The Fourteen-year-old Dancer (La Petite Danseuse de Quatorze Ans, 1881)
After beginning to lose his eyesight after his fiftieth birthday, Degas became increasingly dependent on his sense of touch and so started to turn from painting to sculpting. Although during the last period of his life he hardly ever showed his work to anybody, he decided after working the Dancer for than two years, to send his work to the impressionist exhibition in Paris
After he had carefully sculpted the body, he had the clothes custom made: the bodice, the net dancing skirt and the ballet shoes. On top of the bodice he then worked again with wax, so this was to become a solid part of the figure when it was cast in bronze. He expected a sympathetic reaction from the audience, but they were at an utter loss. It was obviously too realistic. ‘Mister Degas dreamed of an ideal picture of ugliness. The fortunate man! He has achieved it …’, a critic wrote.
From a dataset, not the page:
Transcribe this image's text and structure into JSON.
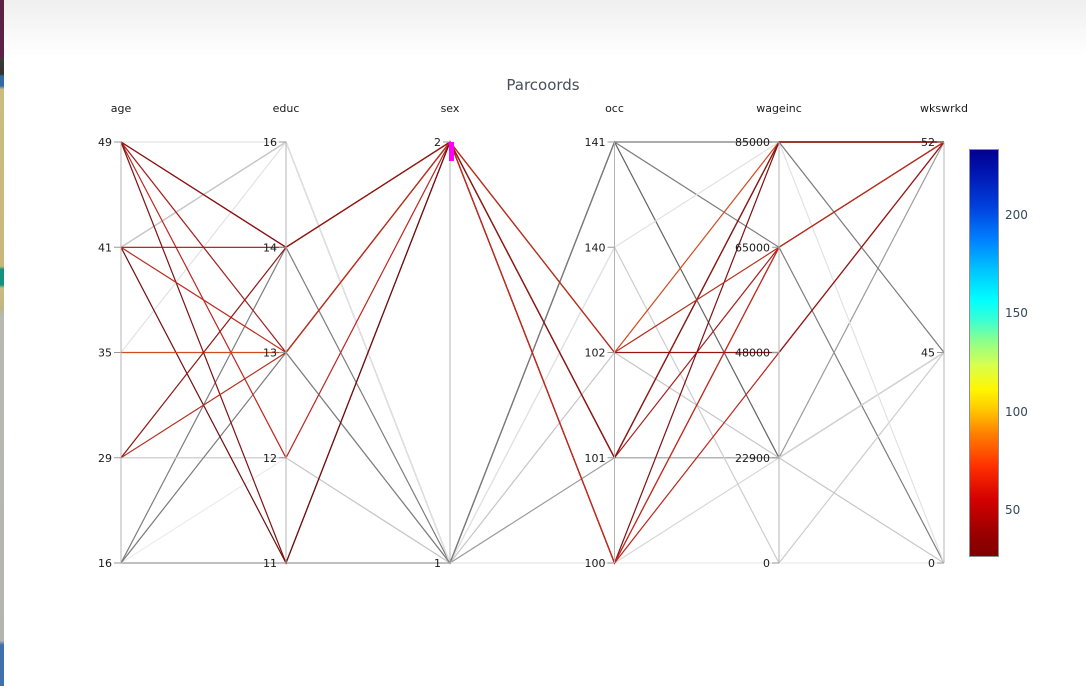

He was known as a painter and now he had designed something that seemed to laugh at all the traditional values of the art of sculpting, which was something the audience just could not understand.
After this experience Degas never exhibited any of his work again. Looking back, he was clearly ahead of his time and he had developed a degree of objective realism for which his contemporaries were not in the slightest prepared. It is a lifelike sculpture, with her chin lifted into the air and her immature body, the girl is standing before us, ready to start moving whilst at the same time she seems motionless and timeless — so characteristic of the true art which outlives its time so splendidly.
EDGAR DEGAS (1834-1917)
The course of life of the Parisian painter had few dramatic peaks. Being the eldest son of a well-to-do family, the cynical, snobby loner was able to devote his life to the arts. Furthermore, he remained a bachelor because: ‘There is love and there is work, and we only have one heart.’
His classical education can be recognized in his earlier work, in particular the strict composition and line inspired by Ingres whom he greatly admired. Degas took a special position within the group of artists led by his friend Monet, who regularly got together in the Cafe Guerbois. His cynicism and sharp tongue however, made his difficult in company and many ideas from Zola, Renoir and Monet did not appeal to him. Although he referred to himself as an ‘independent realist’, he was very much involved in the impressionistic revolution and the themes and techniques developed the traditional and modern art of painting.
In 1874, together with Monet, he organized the first exhibition of the ‘independents’, which was named the ‘the impressionists’ by a critic. A realist: ‘I know nothing of inspiration, spontaneity and temperament.’ He locked himself up inside his studio and used photos as a mnemonic device, whilst others went outside with the tubes of paint which had recently come onto the market. Degas considered that utter nonsense: ‘Painting is not a sport!’, besides: ‘I do not have the habit of painting when I am in the countryside.’
In his fifties he began to encounter financial problems and on top of that his eyesight began to deteriorate. However, according to Renoir only then ‘the real Degas’ emerged through his paintings’. Degas himself said: ‘Anyone can be talented when his is twenty-five, what count is to have talent when you are fifty.’